冀州城门“吱呀”一声打开条缝,郑伦骑着那匹蹄下冒火星的火眼金睛兽,晃晃悠悠地回来了。
他身后那三千乌鸦兵依旧沉默得像送葬队伍,只是队伍中间多了两个被捆成粽子、昏迷不醒的商军将领——正是黄明和周纪。
城墙上,苏护和崇黑虎原本正愁云惨淡地对坐着发呆,听见动静探头一看,眼珠子差点掉出来。
“这……这是……”苏护揉了揉眼睛,怀疑自己是不是忧思过度出现了幻觉。
崇黑虎也顾不上肩膀疼了,扒着城墙垛口使劲往下瞅,嘴里喃喃:“真抓回来了?还一次俩?”
郑伦在城下抬头,那张酱紫色的脸在晨光里显得格外……粗犷。他朝城墙上挥了挥那杆碗口粗的降魔杵,嗓门大得能把城墙灰震下来:
“侯爷!幸不辱命!抓了俩!黄飞虎那厮挂免战牌了,嘿嘿!”
苏护愣了三秒,随即脸上那层死灰“唰”地褪去,换上了一副几乎要喜极而泣的表情。他三步并作两步冲下城墙,亲自迎到城门洞,那热情劲儿,跟昨天呵斥“放肆”时简直判若两人。
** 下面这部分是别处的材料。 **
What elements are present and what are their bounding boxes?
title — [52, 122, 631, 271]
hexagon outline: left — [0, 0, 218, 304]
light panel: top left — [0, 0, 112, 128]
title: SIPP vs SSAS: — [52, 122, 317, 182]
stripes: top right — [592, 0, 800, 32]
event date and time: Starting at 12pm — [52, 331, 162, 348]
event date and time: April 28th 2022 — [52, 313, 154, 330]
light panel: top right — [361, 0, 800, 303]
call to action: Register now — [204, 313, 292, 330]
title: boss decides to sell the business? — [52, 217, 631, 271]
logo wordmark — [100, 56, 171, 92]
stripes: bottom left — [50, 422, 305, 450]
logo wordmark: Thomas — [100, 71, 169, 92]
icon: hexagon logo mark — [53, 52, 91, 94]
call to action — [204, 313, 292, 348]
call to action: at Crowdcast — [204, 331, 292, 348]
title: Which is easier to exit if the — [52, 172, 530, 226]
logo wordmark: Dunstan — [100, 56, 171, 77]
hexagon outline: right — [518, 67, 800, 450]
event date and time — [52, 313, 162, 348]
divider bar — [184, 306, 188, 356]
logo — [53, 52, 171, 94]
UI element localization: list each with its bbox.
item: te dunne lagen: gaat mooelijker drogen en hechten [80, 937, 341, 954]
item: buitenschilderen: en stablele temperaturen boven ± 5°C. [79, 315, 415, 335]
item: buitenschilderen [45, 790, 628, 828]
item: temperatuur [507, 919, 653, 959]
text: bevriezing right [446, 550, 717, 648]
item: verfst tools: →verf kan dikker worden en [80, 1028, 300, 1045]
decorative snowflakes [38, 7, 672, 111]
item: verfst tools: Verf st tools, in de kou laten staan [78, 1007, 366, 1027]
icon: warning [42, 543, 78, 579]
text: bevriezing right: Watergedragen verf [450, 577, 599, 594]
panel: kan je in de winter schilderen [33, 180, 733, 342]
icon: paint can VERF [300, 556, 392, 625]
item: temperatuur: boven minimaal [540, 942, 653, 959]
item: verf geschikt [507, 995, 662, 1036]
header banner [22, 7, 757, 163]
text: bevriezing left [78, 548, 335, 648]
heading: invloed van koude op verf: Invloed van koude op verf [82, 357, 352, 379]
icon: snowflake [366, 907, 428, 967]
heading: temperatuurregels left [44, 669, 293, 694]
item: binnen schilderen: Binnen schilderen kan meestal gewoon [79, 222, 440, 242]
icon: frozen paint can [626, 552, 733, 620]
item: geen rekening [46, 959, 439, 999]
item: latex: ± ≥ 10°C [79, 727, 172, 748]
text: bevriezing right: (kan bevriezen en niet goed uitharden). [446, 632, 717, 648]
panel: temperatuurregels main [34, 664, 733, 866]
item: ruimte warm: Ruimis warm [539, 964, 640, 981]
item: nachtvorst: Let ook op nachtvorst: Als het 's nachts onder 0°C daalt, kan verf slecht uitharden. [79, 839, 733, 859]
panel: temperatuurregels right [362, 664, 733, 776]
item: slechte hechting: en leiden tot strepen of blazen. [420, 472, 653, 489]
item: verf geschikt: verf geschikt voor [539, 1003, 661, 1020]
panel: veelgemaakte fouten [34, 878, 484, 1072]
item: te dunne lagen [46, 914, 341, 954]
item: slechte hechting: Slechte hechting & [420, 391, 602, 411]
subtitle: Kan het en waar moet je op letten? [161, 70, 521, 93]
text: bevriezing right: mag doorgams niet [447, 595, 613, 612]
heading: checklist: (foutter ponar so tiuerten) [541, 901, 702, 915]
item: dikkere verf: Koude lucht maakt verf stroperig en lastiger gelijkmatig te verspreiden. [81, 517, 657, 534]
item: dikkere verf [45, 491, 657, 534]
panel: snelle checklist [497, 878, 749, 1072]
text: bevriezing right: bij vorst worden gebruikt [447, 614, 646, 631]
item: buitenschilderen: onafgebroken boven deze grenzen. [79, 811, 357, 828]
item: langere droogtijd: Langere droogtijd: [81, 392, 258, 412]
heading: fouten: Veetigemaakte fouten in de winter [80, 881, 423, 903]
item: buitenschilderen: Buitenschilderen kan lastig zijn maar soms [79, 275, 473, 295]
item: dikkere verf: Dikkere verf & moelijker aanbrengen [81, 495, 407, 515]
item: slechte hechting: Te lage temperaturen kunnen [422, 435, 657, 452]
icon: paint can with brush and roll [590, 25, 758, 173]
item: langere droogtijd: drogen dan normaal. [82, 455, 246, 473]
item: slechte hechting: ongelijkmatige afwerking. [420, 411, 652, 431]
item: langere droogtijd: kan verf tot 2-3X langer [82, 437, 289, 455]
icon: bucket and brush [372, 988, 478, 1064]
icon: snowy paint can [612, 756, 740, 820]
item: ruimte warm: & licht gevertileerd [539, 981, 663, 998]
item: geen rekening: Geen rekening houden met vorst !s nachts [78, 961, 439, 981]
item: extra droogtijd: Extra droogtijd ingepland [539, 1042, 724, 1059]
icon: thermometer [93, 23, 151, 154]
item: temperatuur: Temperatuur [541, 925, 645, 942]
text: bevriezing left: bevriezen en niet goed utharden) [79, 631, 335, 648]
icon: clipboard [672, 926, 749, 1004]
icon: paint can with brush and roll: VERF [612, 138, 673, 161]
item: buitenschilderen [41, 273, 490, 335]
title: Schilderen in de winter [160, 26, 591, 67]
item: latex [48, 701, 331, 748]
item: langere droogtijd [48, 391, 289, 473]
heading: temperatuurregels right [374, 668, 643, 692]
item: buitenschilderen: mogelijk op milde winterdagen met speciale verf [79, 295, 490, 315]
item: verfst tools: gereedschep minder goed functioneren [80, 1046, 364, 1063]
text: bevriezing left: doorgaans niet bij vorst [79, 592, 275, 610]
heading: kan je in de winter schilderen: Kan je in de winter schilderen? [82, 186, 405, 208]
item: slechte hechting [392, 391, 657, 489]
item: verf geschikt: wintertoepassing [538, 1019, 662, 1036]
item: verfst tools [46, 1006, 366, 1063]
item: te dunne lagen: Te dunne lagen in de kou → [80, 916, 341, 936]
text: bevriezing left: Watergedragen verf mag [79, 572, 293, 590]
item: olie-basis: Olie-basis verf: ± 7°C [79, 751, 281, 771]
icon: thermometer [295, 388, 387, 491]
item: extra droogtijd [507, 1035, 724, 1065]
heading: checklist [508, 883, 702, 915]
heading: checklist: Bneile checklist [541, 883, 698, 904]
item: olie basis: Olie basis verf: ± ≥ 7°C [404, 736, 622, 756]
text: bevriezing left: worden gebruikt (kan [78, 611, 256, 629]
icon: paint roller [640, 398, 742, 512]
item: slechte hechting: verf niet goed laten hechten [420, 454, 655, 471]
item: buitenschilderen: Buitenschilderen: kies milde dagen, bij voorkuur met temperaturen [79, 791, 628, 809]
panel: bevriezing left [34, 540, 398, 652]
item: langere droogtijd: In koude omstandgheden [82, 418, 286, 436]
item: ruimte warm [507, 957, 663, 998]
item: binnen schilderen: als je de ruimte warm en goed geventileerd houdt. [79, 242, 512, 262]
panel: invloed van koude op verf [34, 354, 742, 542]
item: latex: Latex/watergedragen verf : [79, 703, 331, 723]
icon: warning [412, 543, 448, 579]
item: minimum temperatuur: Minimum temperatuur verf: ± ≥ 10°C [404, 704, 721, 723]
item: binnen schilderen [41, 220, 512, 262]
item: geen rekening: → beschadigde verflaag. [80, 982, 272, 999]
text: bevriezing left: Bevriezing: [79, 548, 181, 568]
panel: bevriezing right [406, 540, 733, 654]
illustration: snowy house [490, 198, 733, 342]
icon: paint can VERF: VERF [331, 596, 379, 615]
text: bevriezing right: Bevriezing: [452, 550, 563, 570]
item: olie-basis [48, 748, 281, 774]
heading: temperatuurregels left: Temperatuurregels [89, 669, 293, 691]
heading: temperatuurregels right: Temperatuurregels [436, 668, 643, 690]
“郑将军!郑将军真乃神人也!”苏护一把握住郑伦满是老茧的大手,用力摇晃,眼眶都有点发红,“本侯……本侯方才还忧心战事,不想将军竟建此奇功!擒敌将,挫敌锋,扬我冀州军威!好!太好了!”
崇黑虎也跟了下来,虽然肩伤让他动作有点别扭,但也挤出一脸佩服:“郑将军这手……鼻中喷光的本事,着实了得!那周纪也算商军中有名的悍将,竟在将军手下走不过一个照面!”
郑伦被两人这么一夸,那张凶脸上居然难得地露出了点不好意思。他抽回手,挠了挠乱糟糟的头发,瓮声瓮气道:“侯爷、曹州侯过奖了。俺就是按师尊教的法子,试试灵不灵……嘿,还真灵!”
他顿了顿,指着后面被乌鸦兵押着的黄明和周纪:“这俩人咋处置?侯爷您看着办。俺带儿郎们折腾一夜,得回去歇歇,肚里酒虫也闹腾了。”
“歇!必须歇!”苏护一拍大腿,转头就对亲兵吩咐,“快!立刻备上好酒好肉,送去郑将军营中!郑将军麾下将士,每人加发三月粮饷!不,五个月!”
他又看向郑伦,语气诚恳得几乎带上了恳求:“郑将军立此大功,本侯无以为报。待战事稍歇,定奏请朝廷……呃,定有厚赏!将军可有什么想要的?美人?田地?金银?”
郑伦却咧开大嘴,笑得有点憨,又有点浑不在意:“侯爷客气了。俺老郑是个粗人,跟着师尊修行,图的是将来能上……呃,图的是修行正道。人间这些黄白之物、美色田产,对俺没啥用。有酒有肉,能让儿郎们吃饱穿暖,就行啦!”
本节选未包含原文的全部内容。